O Oriente Médio passa a ser tratado de fora para dentro, antes mesmo da formação arbitrária dos estados modernos no século XX. Esse olhar se recrudesce com a deformação nas relações entre culturas e países, advindas do poder adquirido por duas riquezas subterrâneas: água e petróleo. A poesia contemporânea aproveita os temas e engendra outra teia de contatos e impermanências. Muitas vozes ecoam e estamos aqui para celebrar a poesia cotidiana e real. Lembremos ainda que o olhar de fora para dentro deforma o real e alimenta o idealismo que impõe, formata e pede fronteiras. A convivência pacifica, alarga os limites, tende a construir pontes, e assim como a poesia edifica, a paz é uma postura cotidiana, é desfronteira, é real.
É desnecessário forjar circunstâncias para se falar de paz e de poesia.

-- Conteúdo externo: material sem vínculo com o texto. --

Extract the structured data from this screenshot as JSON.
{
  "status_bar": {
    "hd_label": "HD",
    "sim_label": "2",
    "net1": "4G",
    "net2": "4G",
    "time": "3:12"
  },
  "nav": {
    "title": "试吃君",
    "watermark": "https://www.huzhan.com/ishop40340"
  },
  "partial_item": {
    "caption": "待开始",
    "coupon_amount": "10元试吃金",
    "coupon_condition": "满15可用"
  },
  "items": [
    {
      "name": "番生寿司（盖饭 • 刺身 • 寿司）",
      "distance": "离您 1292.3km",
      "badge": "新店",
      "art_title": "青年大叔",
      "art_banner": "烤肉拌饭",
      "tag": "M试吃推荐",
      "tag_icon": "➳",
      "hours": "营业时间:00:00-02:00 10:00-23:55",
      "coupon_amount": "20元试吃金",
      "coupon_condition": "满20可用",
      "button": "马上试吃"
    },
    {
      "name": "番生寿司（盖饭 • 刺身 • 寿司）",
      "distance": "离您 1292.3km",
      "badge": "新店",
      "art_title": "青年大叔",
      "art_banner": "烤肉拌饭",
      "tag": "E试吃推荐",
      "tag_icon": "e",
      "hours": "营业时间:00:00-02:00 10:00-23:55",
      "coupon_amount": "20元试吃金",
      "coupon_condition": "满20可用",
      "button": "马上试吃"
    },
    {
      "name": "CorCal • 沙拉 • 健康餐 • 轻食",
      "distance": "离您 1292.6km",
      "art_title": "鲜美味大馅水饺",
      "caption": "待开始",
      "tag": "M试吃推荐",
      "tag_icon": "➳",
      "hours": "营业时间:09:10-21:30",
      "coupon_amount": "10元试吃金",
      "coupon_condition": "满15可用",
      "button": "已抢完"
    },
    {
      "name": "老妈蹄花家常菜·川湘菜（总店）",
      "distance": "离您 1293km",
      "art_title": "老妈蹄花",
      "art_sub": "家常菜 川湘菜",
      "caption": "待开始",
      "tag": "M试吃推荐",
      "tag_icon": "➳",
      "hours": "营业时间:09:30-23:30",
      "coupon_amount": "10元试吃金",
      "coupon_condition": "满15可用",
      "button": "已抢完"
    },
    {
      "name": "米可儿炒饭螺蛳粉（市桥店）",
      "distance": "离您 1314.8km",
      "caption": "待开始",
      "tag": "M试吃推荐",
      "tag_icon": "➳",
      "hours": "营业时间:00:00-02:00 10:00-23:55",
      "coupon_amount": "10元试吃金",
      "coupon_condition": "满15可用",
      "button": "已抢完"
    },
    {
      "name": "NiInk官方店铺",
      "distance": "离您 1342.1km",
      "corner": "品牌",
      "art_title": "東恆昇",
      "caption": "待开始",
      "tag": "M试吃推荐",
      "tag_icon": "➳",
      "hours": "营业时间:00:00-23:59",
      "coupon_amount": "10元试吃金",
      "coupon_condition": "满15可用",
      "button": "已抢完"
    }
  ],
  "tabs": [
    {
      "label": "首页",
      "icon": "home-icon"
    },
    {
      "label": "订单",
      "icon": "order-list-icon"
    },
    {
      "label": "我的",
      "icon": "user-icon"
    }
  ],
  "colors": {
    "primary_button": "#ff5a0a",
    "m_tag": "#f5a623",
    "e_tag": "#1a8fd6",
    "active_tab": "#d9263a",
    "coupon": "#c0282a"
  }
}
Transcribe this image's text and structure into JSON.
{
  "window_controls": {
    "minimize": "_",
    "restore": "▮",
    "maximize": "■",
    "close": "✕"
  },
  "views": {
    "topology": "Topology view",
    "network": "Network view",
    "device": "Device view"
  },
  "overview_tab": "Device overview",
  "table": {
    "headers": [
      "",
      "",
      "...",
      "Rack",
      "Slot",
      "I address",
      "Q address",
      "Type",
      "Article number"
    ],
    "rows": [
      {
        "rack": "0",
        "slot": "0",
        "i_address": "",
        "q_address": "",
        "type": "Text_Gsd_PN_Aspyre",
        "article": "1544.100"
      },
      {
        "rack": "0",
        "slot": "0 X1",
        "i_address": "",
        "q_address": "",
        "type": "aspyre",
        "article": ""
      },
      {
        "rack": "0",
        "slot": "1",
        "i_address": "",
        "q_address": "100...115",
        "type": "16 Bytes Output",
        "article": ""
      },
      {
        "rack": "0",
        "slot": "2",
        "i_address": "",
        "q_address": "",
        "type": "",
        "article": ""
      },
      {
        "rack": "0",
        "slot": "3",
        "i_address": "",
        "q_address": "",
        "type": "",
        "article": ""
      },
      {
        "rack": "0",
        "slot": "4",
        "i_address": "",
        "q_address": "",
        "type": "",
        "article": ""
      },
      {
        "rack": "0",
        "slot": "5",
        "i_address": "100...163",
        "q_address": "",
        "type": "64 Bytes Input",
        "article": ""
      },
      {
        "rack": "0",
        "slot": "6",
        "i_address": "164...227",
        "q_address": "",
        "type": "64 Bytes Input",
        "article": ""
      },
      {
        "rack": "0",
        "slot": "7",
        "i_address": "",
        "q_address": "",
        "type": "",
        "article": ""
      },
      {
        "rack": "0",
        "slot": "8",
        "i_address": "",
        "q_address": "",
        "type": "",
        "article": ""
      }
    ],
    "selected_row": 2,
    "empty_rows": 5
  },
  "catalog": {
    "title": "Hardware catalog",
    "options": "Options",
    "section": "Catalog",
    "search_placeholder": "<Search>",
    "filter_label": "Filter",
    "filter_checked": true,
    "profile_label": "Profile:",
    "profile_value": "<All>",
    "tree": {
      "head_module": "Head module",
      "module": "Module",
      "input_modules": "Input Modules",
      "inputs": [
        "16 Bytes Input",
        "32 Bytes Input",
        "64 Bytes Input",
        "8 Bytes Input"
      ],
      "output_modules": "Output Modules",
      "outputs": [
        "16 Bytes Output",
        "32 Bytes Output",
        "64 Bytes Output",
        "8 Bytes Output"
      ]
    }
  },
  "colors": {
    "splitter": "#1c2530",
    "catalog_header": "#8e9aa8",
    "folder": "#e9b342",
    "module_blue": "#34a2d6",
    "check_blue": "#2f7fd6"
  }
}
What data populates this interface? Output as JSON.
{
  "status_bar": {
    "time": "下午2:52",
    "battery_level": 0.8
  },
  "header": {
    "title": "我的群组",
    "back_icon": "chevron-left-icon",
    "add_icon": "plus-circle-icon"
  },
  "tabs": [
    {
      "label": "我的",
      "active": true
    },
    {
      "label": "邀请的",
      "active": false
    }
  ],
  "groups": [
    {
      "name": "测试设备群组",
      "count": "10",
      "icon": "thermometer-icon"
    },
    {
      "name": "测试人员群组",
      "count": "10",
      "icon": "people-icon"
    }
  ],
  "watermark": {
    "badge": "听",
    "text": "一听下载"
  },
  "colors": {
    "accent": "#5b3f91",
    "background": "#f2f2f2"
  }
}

Somos pela letra poética de cada dia, mensagem subliminar da “Noite da Poesia do Oriente Médio”, assim como foi o “Festival Literário da Palestina”, em 2009. Festival literário na Palestina ocupada? Parece estranho, mas se falamos sobre paz, lembremos que ali as pessoas não têm o direito de ir e vir por causa dos postos militares israelenses. Por isso os organizadores transformaram o evento em festival itinerante, para que a população da Cisjordânia tivesse a oportunidade de viver essa experiência e pudesse seguir o rastro da poesia. O Festival foi de Jerusalém à Ramallah, e à Jenin, Hebron e voltou para Jerusalém, sem tranqüilidade infelizmente, mas acompanhado pelo interesse e entusiasmo da gente local.
Assim são os caminhos da poesia, que de alguma forma _festiva, silenciosa, delicada_ se tecem, se apresentam, se modificam e permanecem porque soprados para outros cantos, germinam. Caros amantes da palavra poética e do desenrolar da história humana, lembremo-nos, mais que tudo neste momento, que ontem ou hoje, não há muros para a poesia, seja na Casa das Rosas ou na Palestina.